Indeed, Prime Minister Najib Razak himself has admitted as much that the country’s coffers are stretched and his administration would not be able to pump prime the economy as it previously did during times of business slowdown.
“We must avoid frequently introducing stimulus packages, because every time we introduce a stimulus package it increases the deficit and it cannot be done on a sustained basis. Fiscal stimulus is a last resort. It is not to be considered as something expedient,” Najib told a press conference last week.
At 7.4 percent of Malaysia’s gross domestic product, the fiscal deficit is at a record high and crimps the federal government’s ability to raise debt without having to pay exorbitant interest rates. At the same time, real economic growth is also slowing in tandem to global markets hit by the financial crisis overtaking Greece and Dubai.
Malaysian GDP growth slowed to 8.9 percent in the April-to-June period after hitting 10.1 percent in the January-to-March period. Najib has already warned of a slower second half although the official forecast is for full-year growth to remain above 6 percent still.
Against a fast-darkening sky, it unsurprising that Najib's Umno party has launched a relentless attack to shore up its Malay and Islamic credentials. Not only did it single out Guan Eng, whom it accused of ordering the state religious authority to replace the King’s name with his own during Friday sermons at mosques, it has also attacked its own BN non-Malay components MCA and Gerakan.
“It looks like even the teachers in Johor and Kedah may be let off the hook because Umno is afraid to antagonize the Malay teaching community and erode its voter base. So winning at all costs is Umno’s game, not truth or justice. When a party sets this sort of example, how can it lead the nation anymore?” PAS vice president Salahuddin Ayub told Malaysia Chronicle.
Wild accusations from movie scripts
The coordinated attacks unleashed by Umno, ably assisted by its media such as Utusan and NGOs Perkasa, are still ongoing. Perkasa has just a day ago demanded that MCA president Chua Soi Lek be sacked for questioning the 30 percent Bumiputera equity target and Gerakan president Koh Tsu Koon for siding with Chua.

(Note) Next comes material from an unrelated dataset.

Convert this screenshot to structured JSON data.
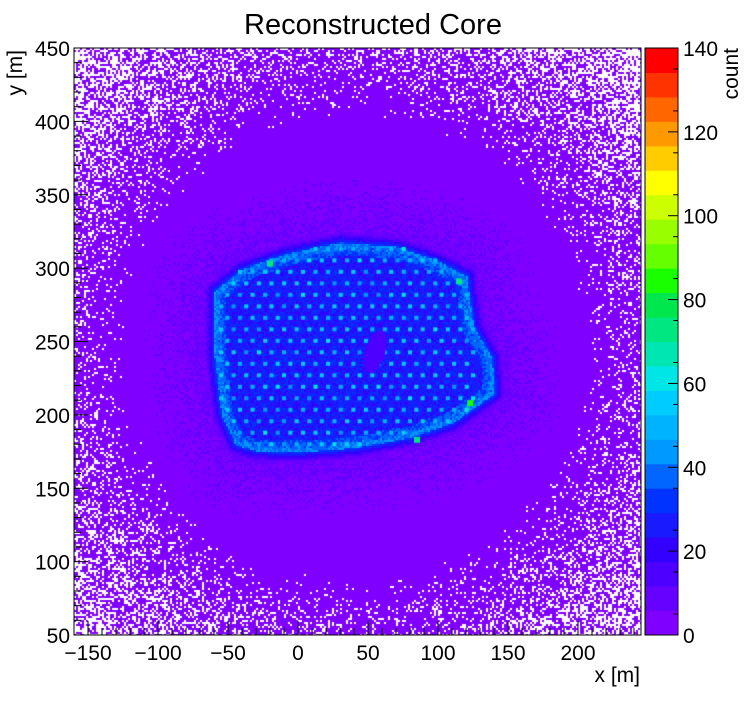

Another Umno-linked NGO, the Malay Consultative Council, has also accused the Pakatan of harboring dreams to turn Malaysia into a republic when it takes power.
“It is getting from bad to worse. The charades are really becoming like movie scripts these days, the accusations are so wild. It is obviously a political ploy to garner voter sympathy and to hide the real problems going on in the country,” PKR Youth chief Shamsul Iskandar Akin told Malaysia Chronicle.
“But when it comes to the economy, people need to eat and drink, buy clothes, travel. Just buying food alone has become a challenge for the low income. When they see how expensive the goods have become, their dissatisfaction is very real and it becomes more poignant when the pinch if felt during festive months.”
Malaysia’s total external debt rose slightly in the second quarter to RM221.7 billion, or 30.5 per cent of gross national income from RM219.3 billion in the previous quarter. The fiscal deficit widened to 7.4 per cent of GDP in 2009 after the Najib administration pumped in RM67 billion worth of stimulus to help the economy weather the global economic slowdown last year.
Najib, who is also finance minister, aims to bring the deficit down to 5.3 per cent this year, and reduce government debt as a proportion of GDP to 49.9 per cent in 2015 compared to 52.9 per cent this year after some analysts warned that Malaysia could experience a fiscal and debt crisis similar to Greece. There were also complaints from businessmen that the RM67 billion stimulus package - Malaysia's largest ever - did not trickle down into the broader economy.